The three hour skirt

Okay so I didn't get back to blog "tomorrow" but things happen around here! There's orders and sales and Bob's birthday and Oooh shiney!...wait where was I? Oh yes the skirt.

So I thought it would be fun to share my testing of this new skirt pattern (Coming to a website near you!) Now unlike all you lucky people who will get historical instructions, a picture, instructions and a description. I got a pattern peice. Just a pattern piece (in fairness to Kass that was all she had finished) 

I nabbed some very yummy hunter green wool from Kass' secret stash and began laying it out. I find the number of darts a little confusing so I like to cheat and use a high lighter to follow MY LINE. I could tell you what size it is, but it's for Kass and then she'd kill me...

I layed the pattern over my pattern and carefully traced around it with my super expensive fancy tailors pencil (Yellow Crayola Colored Pencil...I have been known to use any light color) and carefully cut it out. Kass is taller than the average woman so I added 4 extra inches to the bottom so that we could hem it to floor length on her. I cut four panels 2 front and 2 back. I knew it had a Center Front seam.

 Like my pattern weights?

 

The first thing I did was sew my darts in. Remember when you sew darts you want to always sew from the wide end to the narrow end and don't back stitch at the end. You sew off the edge and tie a knot in the tails that remain. It keeps you from getting a bulky point.

I decided I wanted to french my seams because I wasn't going to line it and I think it just looks sharp. So I thought we could do a little review for those who don't know how to do french seams.

 

Step 1. Sew a normal seam WRONG sides together (yes that is inside out)

Step 2. Press your seam open then to one side. Trim the seam allowance to a narrow 1/8"

Step 3. Turn your seam right side in. wrap the new seam around the pervious seam

The seam allowance from your first seam is now neatly contained as seen in the image at left.

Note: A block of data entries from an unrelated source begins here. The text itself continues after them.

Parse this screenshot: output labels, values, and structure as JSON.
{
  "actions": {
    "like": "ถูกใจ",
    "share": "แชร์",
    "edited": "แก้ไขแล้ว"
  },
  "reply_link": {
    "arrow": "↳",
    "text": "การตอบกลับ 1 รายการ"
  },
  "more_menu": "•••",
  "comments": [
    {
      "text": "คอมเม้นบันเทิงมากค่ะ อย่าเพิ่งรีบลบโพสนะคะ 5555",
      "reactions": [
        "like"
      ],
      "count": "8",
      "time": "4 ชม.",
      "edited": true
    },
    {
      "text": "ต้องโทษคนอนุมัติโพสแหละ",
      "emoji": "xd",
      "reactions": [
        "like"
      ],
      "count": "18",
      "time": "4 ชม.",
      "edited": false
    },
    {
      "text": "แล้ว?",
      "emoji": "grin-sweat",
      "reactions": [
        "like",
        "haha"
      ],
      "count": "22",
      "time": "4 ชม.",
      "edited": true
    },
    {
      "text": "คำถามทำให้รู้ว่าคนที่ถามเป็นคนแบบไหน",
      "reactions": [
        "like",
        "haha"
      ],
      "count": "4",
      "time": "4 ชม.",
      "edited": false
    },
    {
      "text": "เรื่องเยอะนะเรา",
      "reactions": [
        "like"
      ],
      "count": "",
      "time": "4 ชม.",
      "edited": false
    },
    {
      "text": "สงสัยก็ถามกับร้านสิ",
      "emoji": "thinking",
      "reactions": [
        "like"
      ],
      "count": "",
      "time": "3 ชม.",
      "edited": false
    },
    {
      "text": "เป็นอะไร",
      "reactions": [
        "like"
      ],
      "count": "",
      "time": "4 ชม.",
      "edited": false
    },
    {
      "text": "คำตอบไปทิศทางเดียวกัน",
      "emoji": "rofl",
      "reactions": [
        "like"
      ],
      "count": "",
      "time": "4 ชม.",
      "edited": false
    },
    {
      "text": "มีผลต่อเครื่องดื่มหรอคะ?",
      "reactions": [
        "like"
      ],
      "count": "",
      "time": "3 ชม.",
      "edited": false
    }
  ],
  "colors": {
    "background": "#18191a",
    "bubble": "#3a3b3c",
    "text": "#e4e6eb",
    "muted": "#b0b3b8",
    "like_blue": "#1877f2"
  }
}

Step 4. Sew your final seam 1/4" from the edge.

 

Finished Seam from the INSIDE

 

 

I did this for all my seams. Then realized Crap it would have been much easier to put the placket in FIRST. Oops. Oh well. Here's the quick and dirty on how to put in a placket

 

Step 1. Mark where your slit is going to go. I made mine 6 inches. It seemed like a nice even number. Cut the placket piece, it needs to be twice as long as your placket. I usually just cut mine with a lot of extra. Press 1/2" over on one edge

   

 

Step 2. Cut the slit. Take the left edge of the slit start pinning it to the unfolded side of the placket peice right sides together. When you get to the botton of the slit carefully stretch the slit open and pin the other side along the placket as well. Sew together. You want to sew as close to the center point as possible. you only want to catch as little as possible.

 

Step 3. Iron the seam towards the placket piece. Wrap the placket around the seam allowance so the folded edge just hits the sewing line. Pin in place

Slip stitch in place.

VOILA A finished Placket! 

 

It was at this point when trying to set the waistband I realized that I had WAY too much fabric and it's not gathered in the picture...In fact I was supposed to have 30" of fabric and I had 60"...and then...it dawned on me *cue dramatic music*

SHITE!!! IT's ONLY TWO PANELS NOT FOUR! AND I FRENCHED MY SEAMS!!!!

at this point I threw the damn skirt into the naughty corner and went out of my sewing room in a huff to discover my fiance hiding under a desk debating going in to see if I was dead or if hiding was a better option. 

 

The next morning I studiously unpicked my center front and center back seams and resewed them so I now had Two mostly finished skirts.